3. RATIONAL IGNORANCE: According to Wikipedia, “The term was coined by Anthony Downs, An Economic Theory of Democracy”. Wiki sez: “Rational ignorance occurs when the cost of educating oneself on an issue exceeds the potential benefit that the knowledge would provide.” Applied to democracy, voters are to be expected to be rationally ignorant about the issues they vote on. This is because, since their vote almost certainly won’t change policy, they have nothing to gain from making an informed vote rather than an uninformed one. On the other hand, the cost of informing themselves is considerable. Some people enjoy informing themselves about such issues, but they are a small minority.
4. Empirically, voters really are very ignorant about politics and economics. They are least ignorant about the aspects of politics that are the most entertaining.
5. Donald Wittman, in The Myth of Democratic Failure, has defended democracy against many of the usual criticisms from public choice theorists. One argument he makes in the book is that, because of the miracle of aggregation, rational ignorance is not actually a problem: provided that people are merely ignorant and not systematically biased, their mistakes should cancel out. Also, if you assume that 5% of the electorate is well-informed on the relevant issues, you could argue that those 5% effectively decide the outcome of the election, whereas the votes of the other 95%, which are randomly distributed, cancel each other out.
6. Bryan Caplan, who credits Donald Wittman with “waking [him] from [his] dogmatic slumbers in political economy”, has compiled empirical evidence that voters are, in fact, systematically biased, thus concluding that Wittman’s argument is valid but not sound. In his book The Myth of the Rational Voter, Caplan identifies four main widespread biases about economics: “Make-work bias”, “Anti-foreign bias”, “Pessimistic bias”, “Anti-market bias”.

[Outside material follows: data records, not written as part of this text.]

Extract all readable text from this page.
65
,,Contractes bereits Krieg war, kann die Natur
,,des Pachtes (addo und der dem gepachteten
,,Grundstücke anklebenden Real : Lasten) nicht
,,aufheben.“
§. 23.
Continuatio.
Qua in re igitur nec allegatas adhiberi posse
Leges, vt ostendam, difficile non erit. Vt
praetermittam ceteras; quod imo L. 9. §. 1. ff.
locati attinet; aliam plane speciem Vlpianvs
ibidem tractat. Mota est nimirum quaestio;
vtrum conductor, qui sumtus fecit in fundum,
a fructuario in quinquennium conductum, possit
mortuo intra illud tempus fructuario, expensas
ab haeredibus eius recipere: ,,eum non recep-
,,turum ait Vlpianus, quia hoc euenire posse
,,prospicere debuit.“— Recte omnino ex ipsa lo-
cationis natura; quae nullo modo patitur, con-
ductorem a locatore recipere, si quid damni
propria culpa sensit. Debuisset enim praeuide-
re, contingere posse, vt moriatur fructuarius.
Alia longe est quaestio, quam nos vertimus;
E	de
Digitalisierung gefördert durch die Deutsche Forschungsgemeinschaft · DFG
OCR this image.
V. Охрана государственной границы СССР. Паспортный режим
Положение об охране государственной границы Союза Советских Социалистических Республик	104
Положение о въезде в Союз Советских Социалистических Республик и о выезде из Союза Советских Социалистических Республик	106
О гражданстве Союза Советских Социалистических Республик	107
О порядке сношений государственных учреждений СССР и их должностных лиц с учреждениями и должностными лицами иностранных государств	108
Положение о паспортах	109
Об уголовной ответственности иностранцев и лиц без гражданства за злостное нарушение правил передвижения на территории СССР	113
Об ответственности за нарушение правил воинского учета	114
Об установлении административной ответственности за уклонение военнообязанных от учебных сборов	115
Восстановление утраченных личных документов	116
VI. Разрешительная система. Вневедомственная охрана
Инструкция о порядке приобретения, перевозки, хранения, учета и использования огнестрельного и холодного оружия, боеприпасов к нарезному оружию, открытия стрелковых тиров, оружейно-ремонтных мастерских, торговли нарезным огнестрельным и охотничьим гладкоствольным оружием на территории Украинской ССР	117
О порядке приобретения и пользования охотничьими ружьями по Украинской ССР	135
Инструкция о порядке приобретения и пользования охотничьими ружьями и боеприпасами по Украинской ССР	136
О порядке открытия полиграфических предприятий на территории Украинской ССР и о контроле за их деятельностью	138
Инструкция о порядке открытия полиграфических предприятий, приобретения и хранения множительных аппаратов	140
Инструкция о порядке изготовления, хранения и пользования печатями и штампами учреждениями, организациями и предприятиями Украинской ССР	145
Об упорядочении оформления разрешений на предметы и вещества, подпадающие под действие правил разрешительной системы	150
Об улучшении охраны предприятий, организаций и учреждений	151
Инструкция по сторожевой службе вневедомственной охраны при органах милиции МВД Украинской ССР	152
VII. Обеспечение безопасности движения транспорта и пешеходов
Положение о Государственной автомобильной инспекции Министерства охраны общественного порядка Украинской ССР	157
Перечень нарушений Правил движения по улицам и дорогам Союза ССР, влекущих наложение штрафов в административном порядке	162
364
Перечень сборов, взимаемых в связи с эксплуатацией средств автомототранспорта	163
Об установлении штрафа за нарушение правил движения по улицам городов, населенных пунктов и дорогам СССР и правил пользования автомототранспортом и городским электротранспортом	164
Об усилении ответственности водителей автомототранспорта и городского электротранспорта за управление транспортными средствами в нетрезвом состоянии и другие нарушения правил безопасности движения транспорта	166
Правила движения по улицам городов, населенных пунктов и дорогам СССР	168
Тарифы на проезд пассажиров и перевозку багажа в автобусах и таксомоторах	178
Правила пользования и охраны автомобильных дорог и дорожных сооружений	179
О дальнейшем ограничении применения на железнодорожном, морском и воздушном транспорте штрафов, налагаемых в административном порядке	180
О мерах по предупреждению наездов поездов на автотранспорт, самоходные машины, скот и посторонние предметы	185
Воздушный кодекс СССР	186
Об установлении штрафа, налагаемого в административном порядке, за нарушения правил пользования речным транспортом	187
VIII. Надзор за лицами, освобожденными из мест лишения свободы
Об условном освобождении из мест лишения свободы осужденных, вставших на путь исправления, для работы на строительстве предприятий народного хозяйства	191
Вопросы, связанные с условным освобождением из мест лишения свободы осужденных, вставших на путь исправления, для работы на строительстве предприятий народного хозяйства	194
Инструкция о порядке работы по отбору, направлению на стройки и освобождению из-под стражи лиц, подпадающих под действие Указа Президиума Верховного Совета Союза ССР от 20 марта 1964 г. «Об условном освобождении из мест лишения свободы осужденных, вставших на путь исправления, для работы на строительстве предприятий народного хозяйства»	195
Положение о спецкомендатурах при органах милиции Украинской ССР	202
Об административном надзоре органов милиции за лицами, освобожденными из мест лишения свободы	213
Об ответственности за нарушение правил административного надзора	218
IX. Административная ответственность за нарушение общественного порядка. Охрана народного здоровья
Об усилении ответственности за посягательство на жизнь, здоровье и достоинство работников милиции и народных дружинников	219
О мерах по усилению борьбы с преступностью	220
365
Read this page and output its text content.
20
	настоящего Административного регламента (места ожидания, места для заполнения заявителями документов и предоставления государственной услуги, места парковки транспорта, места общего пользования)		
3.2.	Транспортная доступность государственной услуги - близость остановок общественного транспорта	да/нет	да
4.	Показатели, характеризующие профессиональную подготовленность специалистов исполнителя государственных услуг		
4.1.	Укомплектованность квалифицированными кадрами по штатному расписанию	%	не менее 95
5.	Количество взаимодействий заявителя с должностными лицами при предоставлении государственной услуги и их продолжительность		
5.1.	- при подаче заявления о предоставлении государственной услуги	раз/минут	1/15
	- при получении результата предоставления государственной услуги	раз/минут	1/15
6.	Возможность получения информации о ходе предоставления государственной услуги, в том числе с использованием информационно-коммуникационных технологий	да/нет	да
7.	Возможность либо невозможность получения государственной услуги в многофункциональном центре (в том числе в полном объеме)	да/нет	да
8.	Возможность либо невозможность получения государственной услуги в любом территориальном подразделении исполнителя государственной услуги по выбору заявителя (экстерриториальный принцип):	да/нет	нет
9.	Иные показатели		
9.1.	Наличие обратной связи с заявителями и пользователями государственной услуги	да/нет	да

7. The term RATIONAL IRRATIONALITY, coined by Bryan Caplan, sounds all kinds of oxymoronic, but the two instances of “irrationality” in the phrase refer to two different kinds of rationality:
a. Epistemic rationality: “forming beliefs in truth-conductive ways”
b. Instrumental rationality: “choosing effective means to attain one’s goals, given one’s beliefs”
8. So while the idea of rational ignorance is that it is *instrumentally* rational to be ignorant, the idea of rational irrationality is that it is *instrumentally* rational to be *epistemically* irrational.
9. The costs of overcoming ignorance are generally high because studying the relevant issues takes time and effort. The costs of overcoming irrationality are generally high whenever people simply *enjoy* being irrational. Bryan Caplan argues that people have “preferences over beliefs”: there are beliefs that people just like to hold whether they are true or not, and giving them up would be emotionally costly to them – often extremely costly. So if the expected rewards from giving them up aren’t high enough, they won’t.
I think the solution is using the Crowdsourcing Utopia project as a form of direct democracy to identify the most cost-effective solution to each public policy problem that government is intended to solve.
Averaging guesses as to the effectiveness of a particular public policy solution to a problem would easily overcome plain ignorance as it would basically be seen as random noise and cancel itself out. The few people with the right answer would pile on top of each other so that you could identify the right answer. However, the problem of systemic bias remains.
The way to overcome this is to identify biased guessers and remove their guesses from the pool (aka filter out their biased guesses). This would be done using the equivalent of a captcha. Captcha are used to distinguish dumb robots from smarter humans. The captchas used in the crowdsourcing utopia project wouldn’t be just fuzzy strings of text. These captcha’s would be questions with a single, hard, correct and numerical answer that a biased person would have avoided integrating into their thought process in an attempt to avoid cognitive dissonance.
Let’s look at the 4 biases to be identified and filtered out.
Caplan refers to the anti-market bias as a “tendency to underestimate the benefits of the market mechanism.” In Caplan’s view, the populace tends to view themselves as victims of the market, rather than participants of it. Corporations, and even small-scale suppliers, are seen as greedy monopolists that prey on the consumer. Caplan argues that all trade is a two-way street. Cheating people is bad for business and the existence of multiple firms offering similar products demonstrates there is competition, not monopoly power.